Mark, on the Kubota flasher. They are 3 kinds of basic flashers. The first and most comon, is a FIXED load flasher. This flasher has a bi-metal hinge in series with a set of contacts that are fixed closed. As the current (load) flows through the hinge it heats up and bends open, thus opening the circuit (lights out) with no current flow hinge cools and closes (lights back on). The speed at which the hinge heats up is controlled by the amount of current that flows through the hinge (approx 2A per bulb). These flashers have to be matched to the cicuit they work in order to get the flashing rate you want.

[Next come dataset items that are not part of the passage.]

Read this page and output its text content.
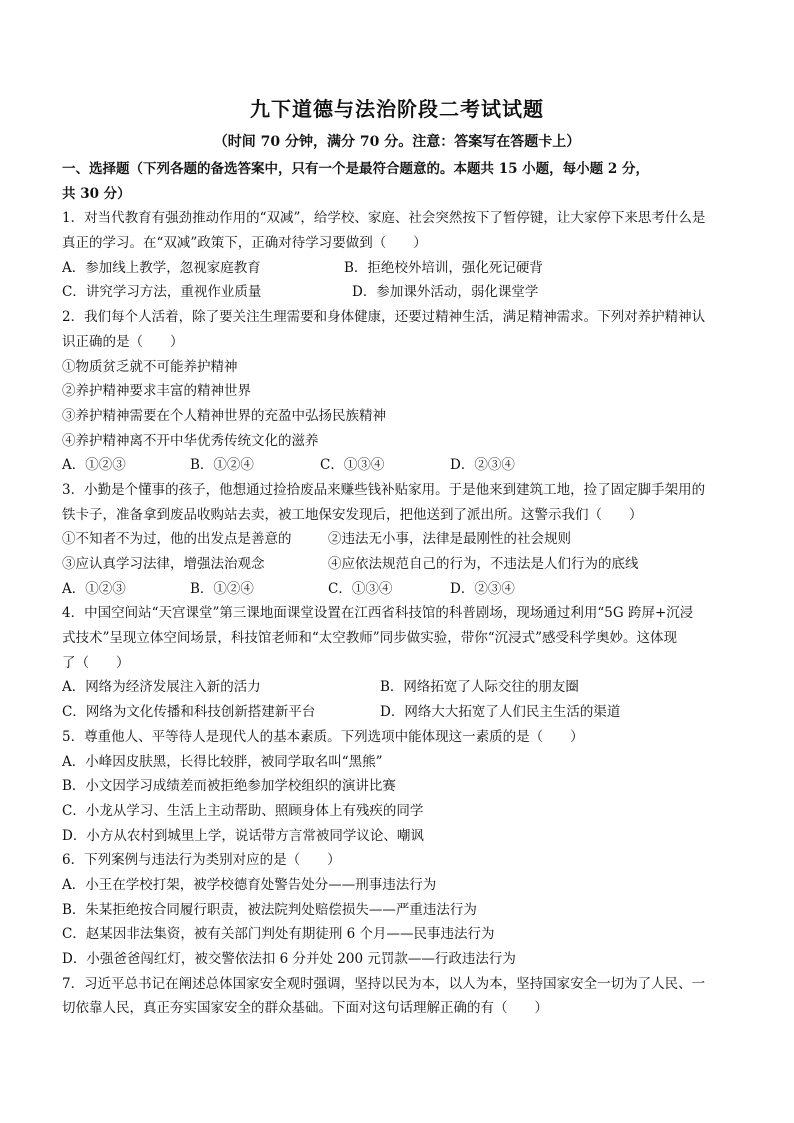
九下道德与法治阶段二考试试题
（时间 70 分钟，满分 70 分。注意：答案写在答题卡上）
一、选择题（下列各题的备选答案中，只有一个是最符合题意的。本题共 15 小题，每小题 2 分，
共 30 分）
1．对当代教育有强劲推动作用的“双减”，给学校、家庭、社会突然按下了暂停键，让大家停下来思考什么是
真正的学习。在“双减”政策下，正确对待学习要做到（　　）
A．参加线上教学，忽视家庭教育	B．拒绝校外培训，强化死记硬背
C．讲究学习方法，重视作业质量	D．参加课外活动，弱化课堂学
2．我们每个人活着，除了要关注生理需要和身体健康，还要过精神生活，满足精神需求。下列对养护精神认
识正确的是（　　）
①物质贫乏就不可能养护精神
②养护精神要求丰富的精神世界
③养护精神需要在个人精神世界的充盈中弘扬民族精神
④养护精神离不开中华优秀传统文化的滋养
A．①②③	B．①②④	C．①③④	D．②③④
3．小勤是个懂事的孩子，他想通过捡拾废品来赚些钱补贴家用。于是他来到建筑工地，捡了固定脚手架用的
铁卡子，准备拿到废品收购站去卖，被工地保安发现后，把他送到了派出所。这警示我们（　　）
①不知者不为过，他的出发点是善意的	②违法无小事，法律是最刚性的社会规则
③应认真学习法律，增强法治观念	④应依法规范自己的行为，不违法是人们行为的底线
A．①②③	B．①②④	C．①③④	D．②③④
4．中国空间站“天宫课堂”第三课地面课堂设置在江西省科技馆的科普剧场，现场通过利用“5G 跨屏+沉浸
式技术”呈现立体空间场景，科技馆老师和“太空教师”同步做实验，带你“沉浸式”感受科学奥妙。这体现
了（　　）
A．网络为经济发展注入新的活力	B．网络拓宽了人际交往的朋友圈
C．网络为文化传播和科技创新搭建新平台	D．网络大大拓宽了人们民主生活的渠道
5．尊重他人、平等待人是现代人的基本素质。下列选项中能体现这一素质的是（　　）
A．小峰因皮肤黑，长得比较胖，被同学取名叫“黑熊”
B．小文因学习成绩差而被拒绝参加学校组织的演讲比赛
C．小龙从学习、生活上主动帮助、照顾身体上有残疾的同学
D．小方从农村到城里上学，说话带方言常被同学议论、嘲讽
6．下列案例与违法行为类别对应的是（　　）
A．小王在学校打架，被学校德育处警告处分——刑事违法行为
B．朱某拒绝按合同履行职责，被法院判处赔偿损失——严重违法行为
C．赵某因非法集资，被有关部门判处有期徒刑 6 个月——民事违法行为
D．小强爸爸闯红灯，被交警依法扣 6 分并处 200 元罚款——行政违法行为
7．习近平总书记在阐述总体国家安全观时强调，坚持以民为本，以人为本，坚持国家安全一切为了人民、一
切依靠人民，真正夯实国家安全的群众基础。下面对这句话理解正确的有（　　）
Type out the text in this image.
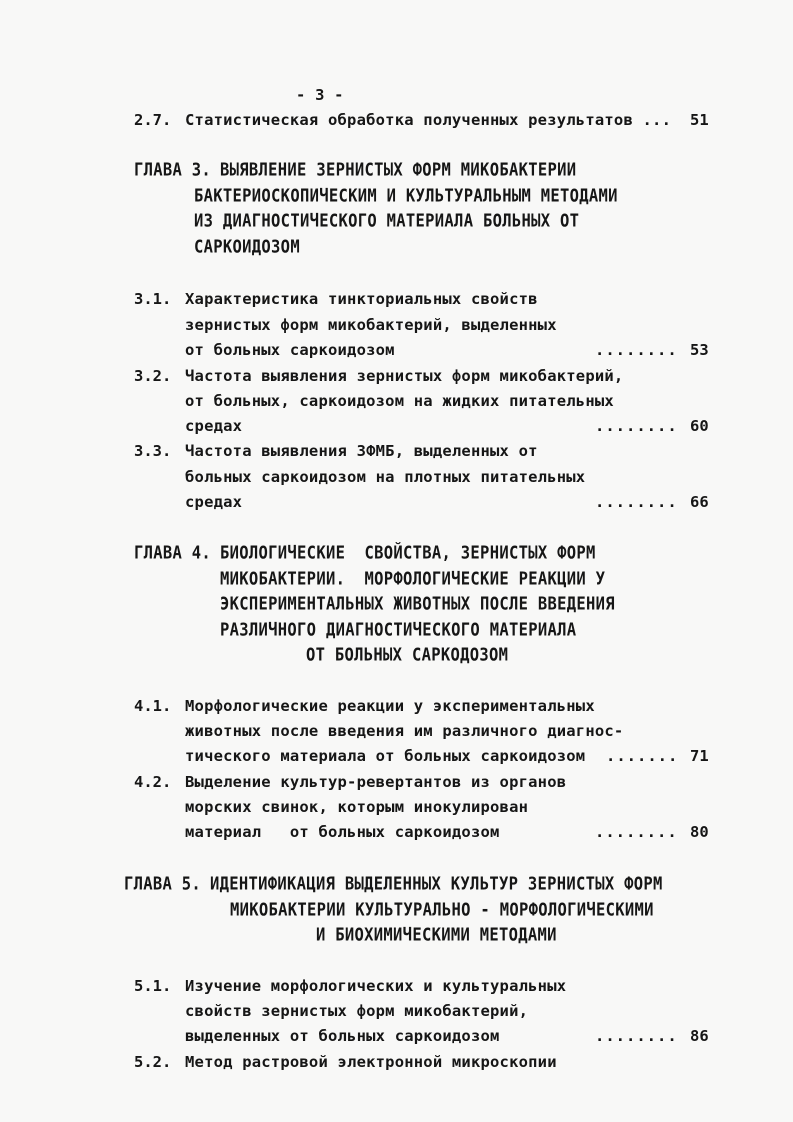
- 3 -
2.7. Статистическая обработка полученных результатов ... 51
ГЛАВА 3. ВЫЯВЛЕНИЕ ЗЕРНИСТЫХ ФОРМ МИКОБАКТЕРИИ
БАКТЕРИОСКОПИЧЕСКИМ И КУЛЬТУРАЛЬНЫМ МЕТОДАМИ
ИЗ ДИАГНОСТИЧЕСКОГО МАТЕРИАЛА БОЛЬНЫХ ОТ
САРКОИДОЗОМ
3.1. Характеристика тинкториальных свойств
зернистых форм микобактерий, выделенных
от больных саркоидозом	........ 53
3.2. Частота выявления зернистых форм микобактерий,
от больных, саркоидозом на жидких питательных
средах	........ 60
3.3. Частота выявления ЗФМБ, выделенных от
больных саркоидозом на плотных питательных
средах	........ 66
ГЛАВА 4. БИОЛОГИЧЕСКИЕ  СВОЙСТВА, ЗЕРНИСТЫХ ФОРМ
МИКОБАКТЕРИИ.  МОРФОЛОГИЧЕСКИЕ РЕАКЦИИ У
ЭКСПЕРИМЕНТАЛЬНЫХ ЖИВОТНЫХ ПОСЛЕ ВВЕДЕНИЯ
РАЗЛИЧНОГО ДИАГНОСТИЧЕСКОГО МАТЕРИАЛА
ОТ БОЛЬНЫХ САРКОДОЗОМ
4.1. Морфологические реакции у экспериментальных
животных после введения им различного диагнос-
тического материала от больных саркоидозом ....... 71
4.2. Выделение культур-ревертантов из органов
морских свинок, которым инокулирован
материал   от больных саркоидозом	........ 80
ГЛАВА 5. ИДЕНТИФИКАЦИЯ ВЫДЕЛЕННЫХ КУЛЬТУР ЗЕРНИСТЫХ ФОРМ
МИКОБАКТЕРИИ КУЛЬТУРАЛЬНО - МОРФОЛОГИЧЕСКИМИ
И БИОХИМИЧЕСКИМИ МЕТОДАМИ
5.1. Изучение морфологических и культуральных
свойств зернистых форм микобактерий,
выделенных от больных саркоидозом	........ 86
5.2. Метод растровой электронной микроскопии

Eg. too much current and you get a high flashrate; hooking a trailer lights to car with this type of flasher will get you this result. On the other hand, if the current load is to low then you will not heat the bi-metal hinge enough to bend it open it and you will then get lights that come on but won't blink. This is common when one of the turn bulbs go out or circuit resistance reduces current flow. Cars come OEM with this flasher because the manufactures want you to know when you have a turn lamp out (a non-blinking steady on dash arrow).
However, cars and trucks that do towing can not use this flasher for it would be normal with no trailer but too fast with trailer. Enter the VARIABLE load flasher, this flasher has a grounded heating coil wraped around the bi-metal hinge. The hinge is not in series with circuit load. This means that heating time is not controlled by circuit (lamps) current flow but by a fixed current going through the heating coil instead. This gives a fixed pulse rate, irespective of the number of bulbs working in the circuit. This kind of flasher is always used in four way flasher circuit because in an accident one never knows how many bulbs you will have left. The down side of this flasher is that by looking at the dash arrows you would not know for if all four corners have working lamps.
The third kind of flasher is the relay type (the Europeans love this one). This is dpdt relay wired as a buzzer, that is, the relay coil is wired in series with the load so that when the points are open the pull coil sees a B+ on one end and a ground on the other (furnished by the bulb filiments to gnd) when the points close the coil is B+ on both ends (lights out) and points open.
This flasher is best for constant heavy duty use since it not a thermal device subject to constant flexing.
On the Hella relay used as a flasher. This relay is sort of a universal unit. It is used as a switch high relay (B+ trigger) a switch low relay (gnd trigger), a buzzer, and as a HD turn flasher.
This relay has 5 terminals.
1. B+ in
2. out-put one, (normal closed points) this gives a hot output with no power to trigger coil. On when B+ is hot.
3. Out-put two, this is hot when the coil has both B+ and
gnd. Or off when term 2 is on.
4. Can either hot or gnd for coil (must be one or the other)
5. Same as four (wired to provide the opposite polarity of four) Note: If coil has diode wired across it for spike protection then polarity is not optional. Trigger B+ must go to cathode of diode.
If it has a sixth terminal this could be to ground relay case to reduce RFI caused by point arcing.
On circuits having only ONE indicator lamp on the dash. This lamp most likely will be powered by terminal two or three, whichever one that is NOT used to power the turn lamps. This means that when turn lamps are on indicator is off and vice versa.
Thermal flashers with THREE terminals (older cars) will use the third terminal for the same purpose This terminal is some time marked with the letter "P" for pilot lamp.
Also, output terminals 2 and 3 can be used to get a "ping-pong effect" on 4-way flasher lamps by wiring the right lamps to term 2 and the left side to term 3. This will alternate flashing left to right.
this reply turned out longer then intended, hope it doesn't bore!